La Guerra
El hombre se aburría,
y un día, imbécil, inventó la guerra
su hueco narcisismo, indiferente
a que mujer y niño la sufrieran.
El hombre era el león, autoritario,
y la mujer y el niño la gacela.
No fue la repulsión de injusto ataque,
ni fue el hambre el motor de su estrategia;
fue la arrogancia absurda,
y la rapacidad por nuevas tierras.
En un principio no sintió el apremio
de alegar argumento en su defensa;
era el jefe tribal, amo, cacique,
su ley el puño más que la cabeza.
Pero siguió a la espada la escritura,
se pronunciaron mentes descontentas,
y se inventaron dioses partidistas
para justificar cada violencia.
Zeus, Odín, Alá, Yahvé, blandiendo
el rayo de la muerte, o la promesa
de huríes o walkirias
de senos duros, vírgenes que esperan
a los guerreros muertos sobre el campo
para otra vida sensorial eterna.
‘En el nombre de Dios’, falaz consigna,
paraíso a quien venza,
infierno a quien no sabe
desarrollar, luego imponer, la fuerza.
Se degüella el carnero,
se levanta el altar de doce piedras,
y el humo en espiral dirige al cielo
el olor de la carne.

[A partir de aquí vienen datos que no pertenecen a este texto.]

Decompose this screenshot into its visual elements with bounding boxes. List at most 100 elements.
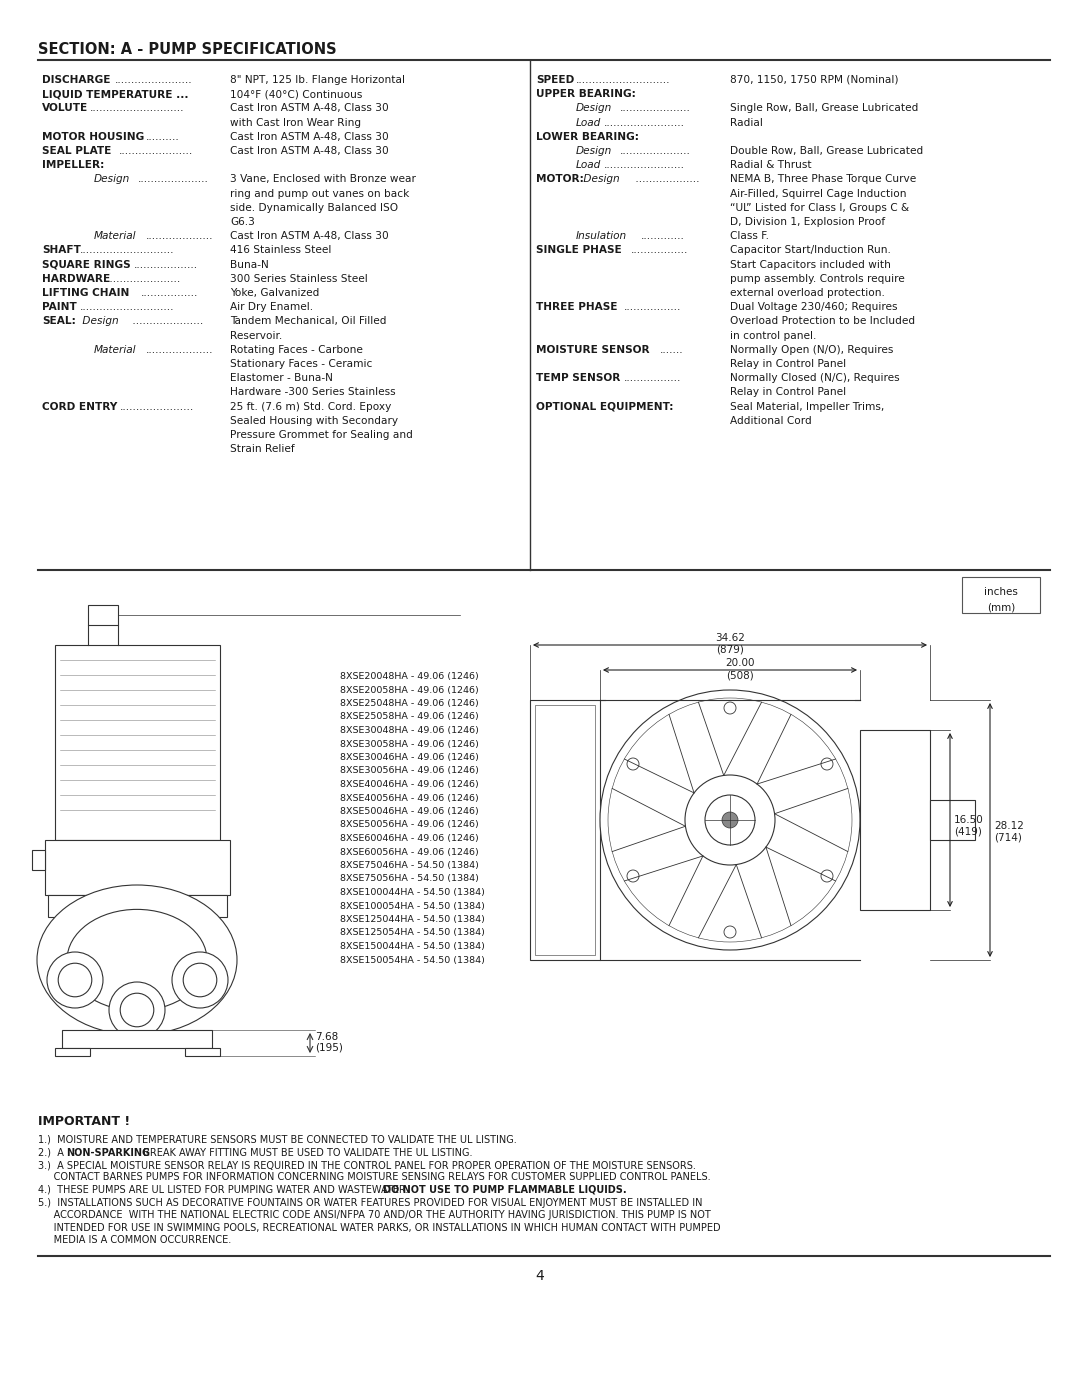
Text: side. Dynamically Balanced ISO: side. Dynamically Balanced ISO [230,203,399,212]
Bar [55,645,220,840]
Text: Relay in Control Panel: Relay in Control Panel [730,359,846,369]
Text: .................: ................. [624,373,681,383]
Text: .......: ....... [660,345,684,355]
Circle shape [608,698,852,942]
Text: MOTOR:: MOTOR: [536,175,584,184]
Text: .....................: ..................... [620,147,691,156]
Text: inches: inches [984,587,1018,597]
Circle shape [48,951,103,1009]
Text: 104°F (40°C) Continuous: 104°F (40°C) Continuous [230,89,363,99]
Text: external overload protection.: external overload protection. [730,288,885,298]
Text: Air-Filled, Squirrel Cage Induction: Air-Filled, Squirrel Cage Induction [730,189,906,198]
Text: Elastomer - Buna-N: Elastomer - Buna-N [230,373,333,383]
Text: 8XSE75056HA - 54.50 (1384): 8XSE75056HA - 54.50 (1384) [340,875,478,883]
Text: 8XSE20048HA - 49.06 (1246): 8XSE20048HA - 49.06 (1246) [340,672,478,680]
Text: 416 Stainless Steel: 416 Stainless Steel [230,246,332,256]
Text: .............: ............. [642,231,685,242]
Text: pump assembly. Controls require: pump assembly. Controls require [730,274,905,284]
Text: 2.)  A: 2.) A [38,1147,67,1158]
Text: Sealed Housing with Secondary: Sealed Housing with Secondary [230,416,399,426]
Text: Relay in Control Panel: Relay in Control Panel [730,387,846,397]
Text: Cast Iron ASTM A-48, Class 30: Cast Iron ASTM A-48, Class 30 [230,231,389,242]
Circle shape [627,870,639,882]
Text: Seal Material, Impeller Trims,: Seal Material, Impeller Trims, [730,401,885,412]
Text: (714): (714) [994,833,1022,842]
Text: 1.)  MOISTURE AND TEMPERATURE SENSORS MUST BE CONNECTED TO VALIDATE THE UL LISTI: 1.) MOISTURE AND TEMPERATURE SENSORS MUS… [38,1134,516,1146]
Circle shape [724,703,735,714]
Bar [860,731,930,909]
Text: D, Division 1, Explosion Proof: D, Division 1, Explosion Proof [730,217,886,226]
Bar [930,800,975,840]
Text: TEMP SENSOR: TEMP SENSOR [536,373,620,383]
Text: 8XSE40046HA - 49.06 (1246): 8XSE40046HA - 49.06 (1246) [340,780,478,789]
Circle shape [109,982,165,1038]
Text: Design: Design [94,175,131,184]
Text: “UL” Listed for Class I, Groups C &: “UL” Listed for Class I, Groups C & [730,203,909,212]
Text: ....................: .................... [146,345,214,355]
Text: 8XSE40056HA - 49.06 (1246): 8XSE40056HA - 49.06 (1246) [340,793,478,802]
Text: 8XSE30046HA - 49.06 (1246): 8XSE30046HA - 49.06 (1246) [340,753,478,761]
Text: SQUARE RINGS: SQUARE RINGS [42,260,131,270]
Text: Radial & Thrust: Radial & Thrust [730,161,812,170]
Text: (195): (195) [315,1042,342,1052]
Text: ............................: ............................ [80,302,175,312]
Text: ACCORDANCE  WITH THE NATIONAL ELECTRIC CODE ANSI/NFPA 70 AND/OR THE AUTHORITY HA: ACCORDANCE WITH THE NATIONAL ELECTRIC CO… [38,1210,711,1220]
Text: SHAFT: SHAFT [42,246,81,256]
Text: 4: 4 [536,1270,544,1284]
Text: LIQUID TEMPERATURE ...: LIQUID TEMPERATURE ... [42,89,189,99]
Text: Rotating Faces - Carbone: Rotating Faces - Carbone [230,345,363,355]
Text: SPEED: SPEED [536,75,575,85]
Text: PAINT: PAINT [42,302,77,312]
Text: Normally Open (N/O), Requires: Normally Open (N/O), Requires [730,345,893,355]
Text: (879): (879) [716,645,744,655]
Bar [87,605,118,624]
Text: .................: ................. [631,246,688,256]
Text: Hardware -300 Series Stainless: Hardware -300 Series Stainless [230,387,395,397]
Text: BREAK AWAY FITTING MUST BE USED TO VALIDATE THE UL LISTING.: BREAK AWAY FITTING MUST BE USED TO VALID… [140,1147,473,1158]
Circle shape [705,795,755,845]
Text: 8XSE125044HA - 54.50 (1384): 8XSE125044HA - 54.50 (1384) [340,915,485,923]
Circle shape [723,812,738,828]
Text: (419): (419) [954,827,982,837]
Text: ............................: ............................ [576,75,671,85]
Text: Design: Design [576,147,612,156]
Text: UPPER BEARING:: UPPER BEARING: [536,89,636,99]
Text: Start Capacitors included with: Start Capacitors included with [730,260,891,270]
Circle shape [685,775,775,865]
Bar [530,700,600,960]
Text: ............................: ............................ [90,103,185,113]
Bar [45,840,230,895]
Text: Double Row, Ball, Grease Lubricated: Double Row, Ball, Grease Lubricated [730,147,923,156]
Text: Yoke, Galvanized: Yoke, Galvanized [230,288,320,298]
Text: Design: Design [79,316,119,327]
Text: IMPELLER:: IMPELLER: [42,161,105,170]
Text: DISCHARGE: DISCHARGE [42,75,110,85]
Text: ............................: ............................ [80,246,175,256]
Text: Cast Iron ASTM A-48, Class 30: Cast Iron ASTM A-48, Class 30 [230,147,389,156]
Text: (mm): (mm) [987,604,1015,613]
Text: SEAL:: SEAL: [42,316,76,327]
Text: 8XSE30056HA - 49.06 (1246): 8XSE30056HA - 49.06 (1246) [340,767,478,775]
Text: SECTION: A - PUMP SPECIFICATIONS: SECTION: A - PUMP SPECIFICATIONS [38,42,337,57]
Circle shape [58,963,92,997]
Text: 870, 1150, 1750 RPM (Nominal): 870, 1150, 1750 RPM (Nominal) [730,75,899,85]
Text: Tandem Mechanical, Oil Filled: Tandem Mechanical, Oil Filled [230,316,387,327]
Text: Cast Iron ASTM A-48, Class 30: Cast Iron ASTM A-48, Class 30 [230,131,389,142]
Text: MOTOR HOUSING: MOTOR HOUSING [42,131,145,142]
Text: 8XSE25048HA - 49.06 (1246): 8XSE25048HA - 49.06 (1246) [340,698,478,708]
Text: VOLUTE: VOLUTE [42,103,89,113]
Text: 25 ft. (7.6 m) Std. Cord. Epoxy: 25 ft. (7.6 m) Std. Cord. Epoxy [230,401,391,412]
Circle shape [172,951,228,1009]
Text: Class F.: Class F. [730,231,769,242]
Text: 8" NPT, 125 lb. Flange Horizontal: 8" NPT, 125 lb. Flange Horizontal [230,75,405,85]
Text: Material: Material [94,345,136,355]
Circle shape [821,870,833,882]
Text: CONTACT BARNES PUMPS FOR INFORMATION CONCERNING MOISTURE SENSING RELAYS FOR CUST: CONTACT BARNES PUMPS FOR INFORMATION CON… [38,1172,711,1182]
Text: 8XSE75046HA - 54.50 (1384): 8XSE75046HA - 54.50 (1384) [340,861,478,870]
Text: SEAL PLATE: SEAL PLATE [42,147,111,156]
Text: .................: ................. [624,302,681,312]
Text: LOWER BEARING:: LOWER BEARING: [536,131,639,142]
Text: 8XSE25058HA - 49.06 (1246): 8XSE25058HA - 49.06 (1246) [340,712,478,721]
Text: with Cast Iron Wear Ring: with Cast Iron Wear Ring [230,117,361,127]
Text: OPTIONAL EQUIPMENT:: OPTIONAL EQUIPMENT: [536,401,674,412]
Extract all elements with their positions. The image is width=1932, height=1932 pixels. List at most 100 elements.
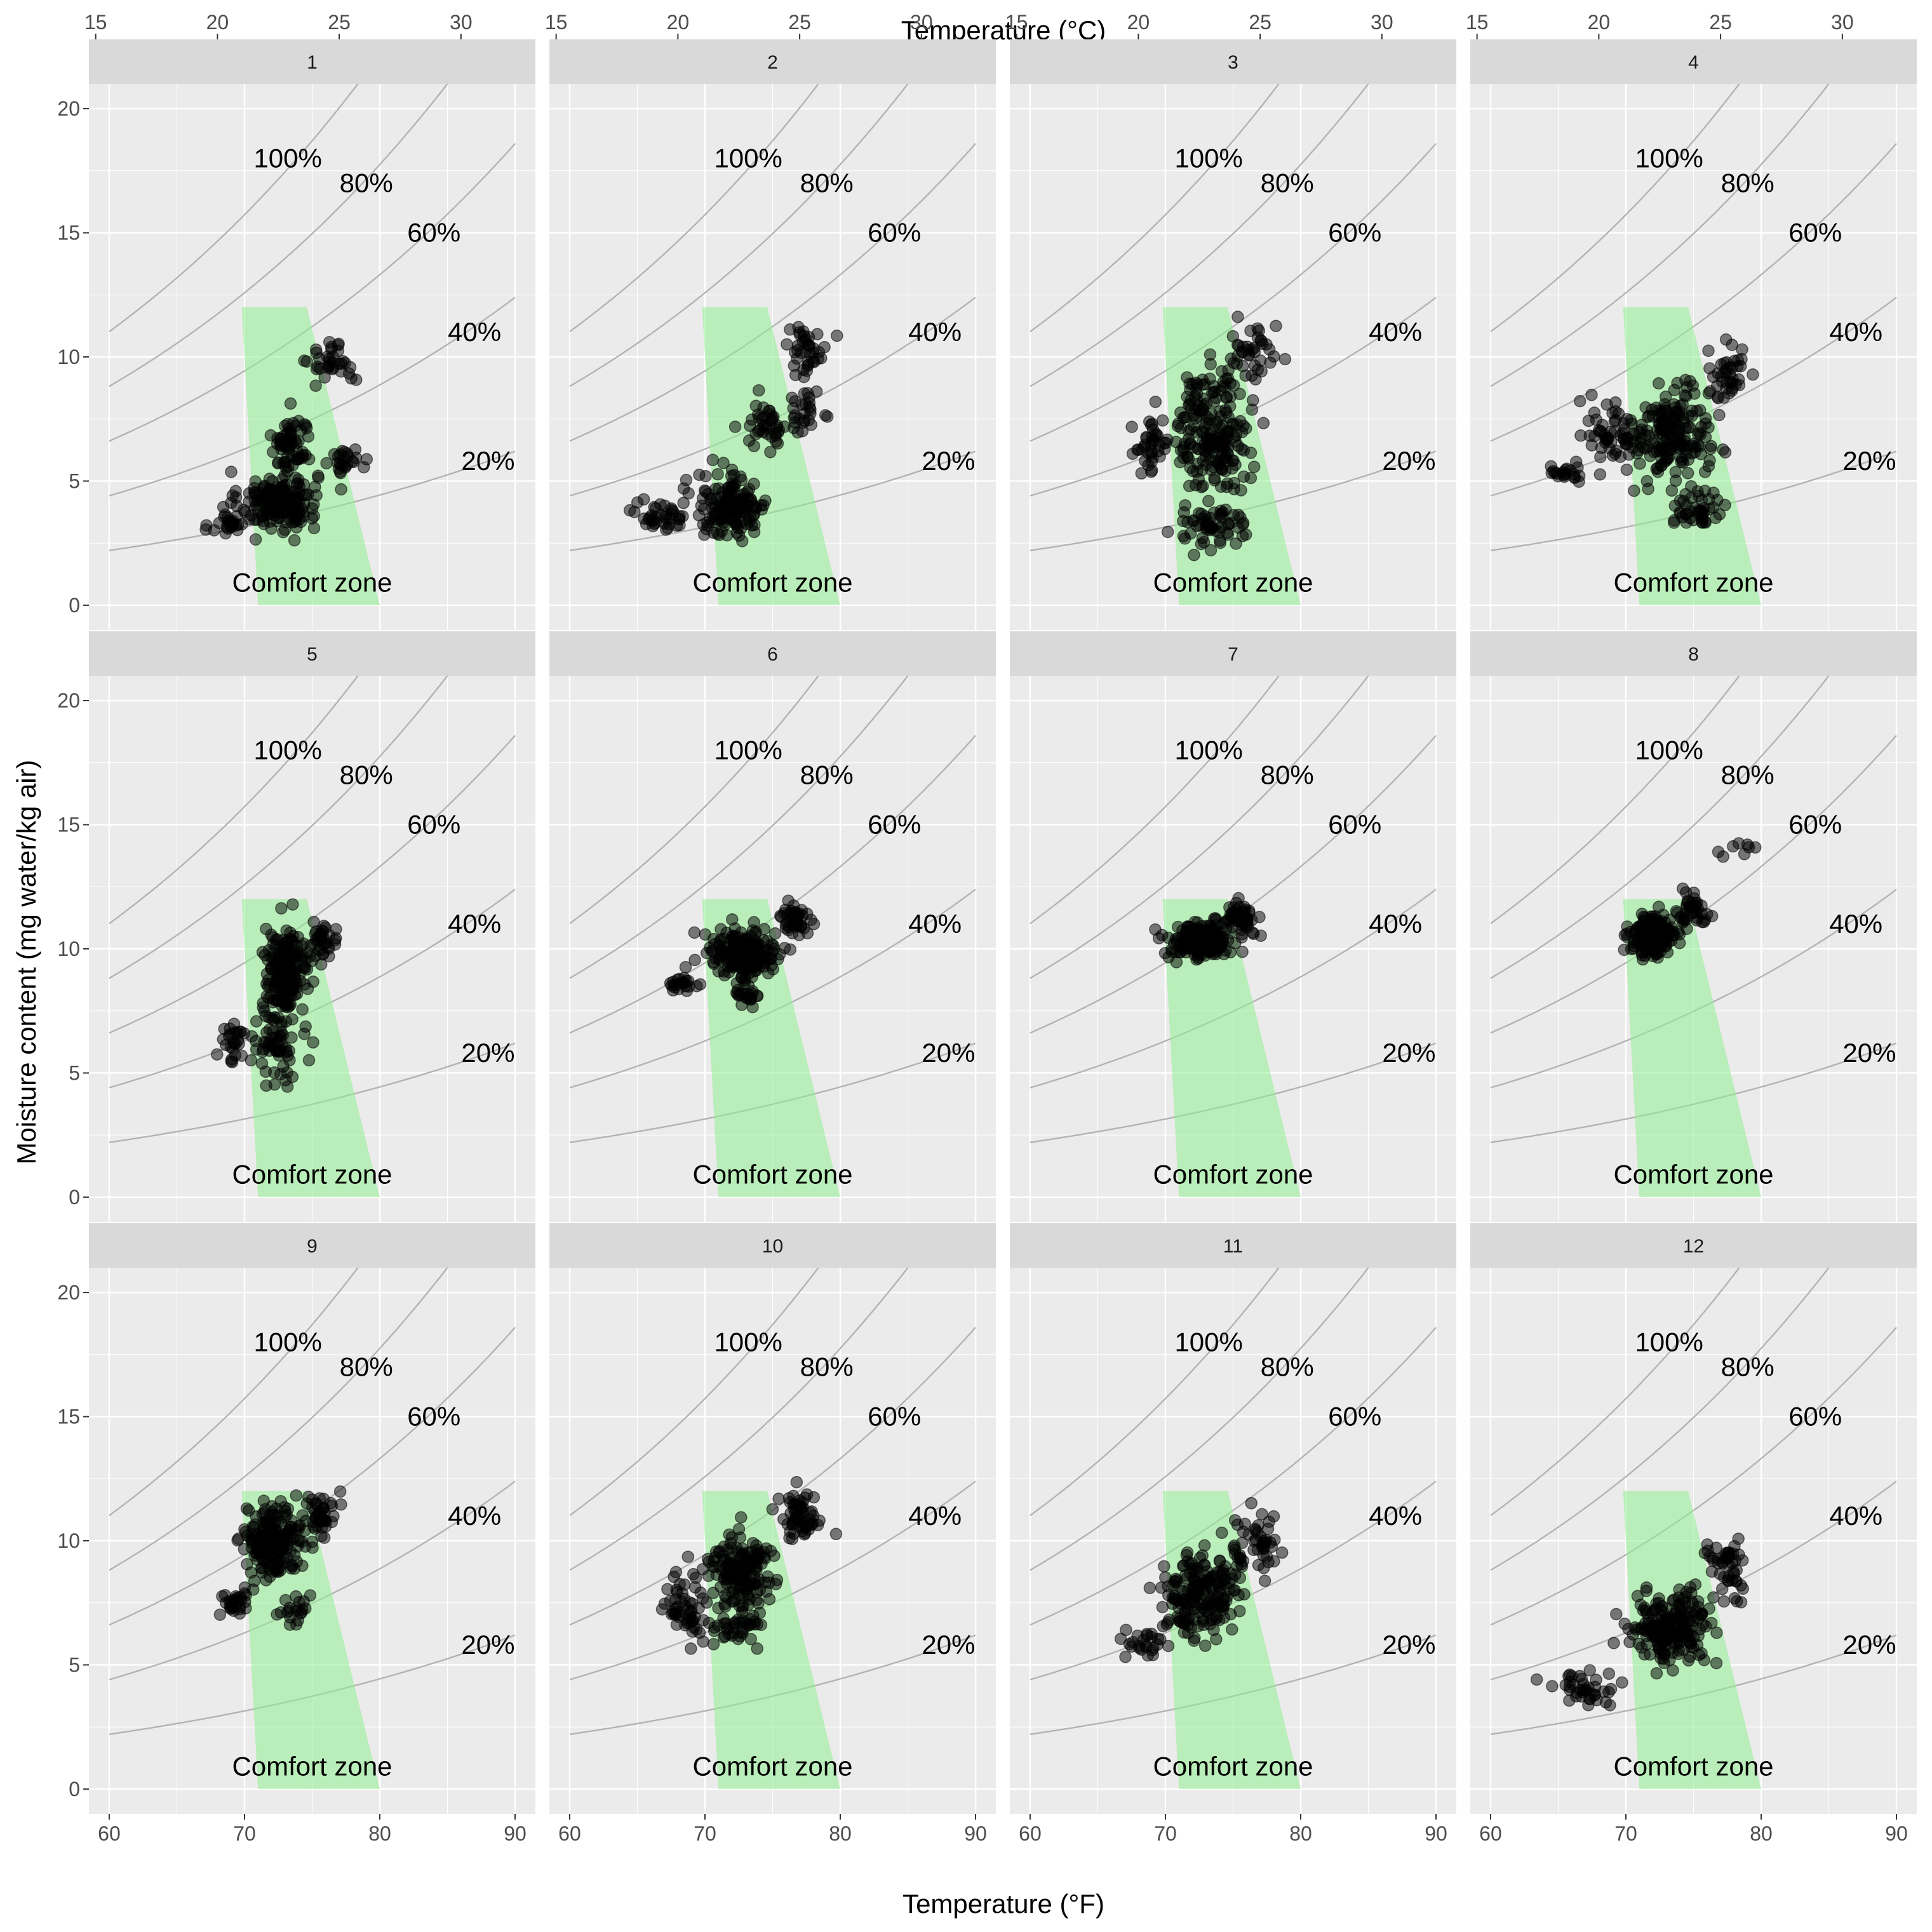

Se congrega
la muchedumbre bélica y decide
que la nariz de Dios huele y aprueba.
Josué, por Dios, incendia y extermina,
y por sus dioses lo hace Julio César;
‘cree o muere’, el califa coacciona,
‘Dios lo quiere’, el cruzado vocifera.
Con sus divinidades por escudo,
exculpa el hombre sangres y cadenas.
El hombre no es otro hombre para el hombre,
es lobo que recorre las estepas
con hambre a veces, y en cruel deporte
con mucha más frecuencia.
Primero fue la lanza primitiva
con su punta de piedra
para abatir al búfalo, tornándola
contra su propio hermano en la pradera.
En su progreso fue perfeccionando
tácticas de matar con arco y flecha.
Llega el alfanje con su fanatismo
de aniquilar infieles, en las venas
sólo un deseo airado, y en la mente
la intolerancia de una sola idea.
Omar detiene su caballo, encara
la augusta biblioteca
de Alejandría, y bárbaro proclama
vergonzosa sentencia:
‘Si esos libros están en armonía
con el Corán, duplican y reiteran;
si están en contra, son perjudiciales;
en ambos casos destruídos sean’.
Y se alzaron las llamas,
y la cultura se perdió en pavesas.
Llegó la pólvora, y el cuerpo a cuerpo,
el llamado valor, y la destreza,
cedieron a la extraña cobardía
del disparo lejano. Ya las puertas,
en vez de sucumbir a golpe de hacha,
a golpe de cañón quedan deshechas.
Y se va haciendo el hombre más cobarde,
perfeccionando máquinas de guerra,
y el tanque, el avión, siempre lejanos,
sin ver a su oponente en la contienda,
destruyen indiscriminadamente
bajo presión de interruptores, teclas.
Soldados, instrumentos de la muerte,
que únicamente a masacrar se adiestran,
el mismo espíritu, menor disculpa,
que el vecino ancestral de las cavernas.
Y el rey o el presidente, ya no acude
a la primera línea, sólo ordena
la asolacion, oculto entre las faldas
de su palacio; inventa
pretextos, subterfugios, los reviste
de altruísmo y nobleza,
pero envía los hijos de los otros,
nunca los suyos propios; las monedas
de Judas estos días
compran la impunidad que ellos tuvieran
en conflictos de antaño;
siempre el poder mueve las mismas cuerdas,
siempre los mismos sucios intereses,
y el mismo escalafón de marionetas.
La sangre propia corre en cauces de oro,
en cauces de hormigón la sangre ajena.
A hierro, a tala, a fuego,
a radioactividad… ¡Qué primavera
de muerte floreciendo entre las ruinas!
Ay, Hiroshima, ‘Little Boy’ no juega,
sólo destroza vidas inocentes;
Oh, Nagasaki, ‘Fat Man’ desintegra
la ciudad de Madama Butterfly;
otro cobarde Pinkerton te deja
en soledad, sin hijos, destrozada,
como antaño dejó a la joven geisha.
El poderío tiene pies de acero,
su razón es la fuerza;
bárbaros neardentales
blasonan de hidalguía, sus cabezas
emiten humo negro,
son hombres chimeneas
de pensamiento oscuro,
de hipócritas agendas,
que pretenden llevarnos de la mano,
o arrastrados quizá, a la edad de piedra.
Antes de que lo logren,
antes de que nos maten, que se mueran.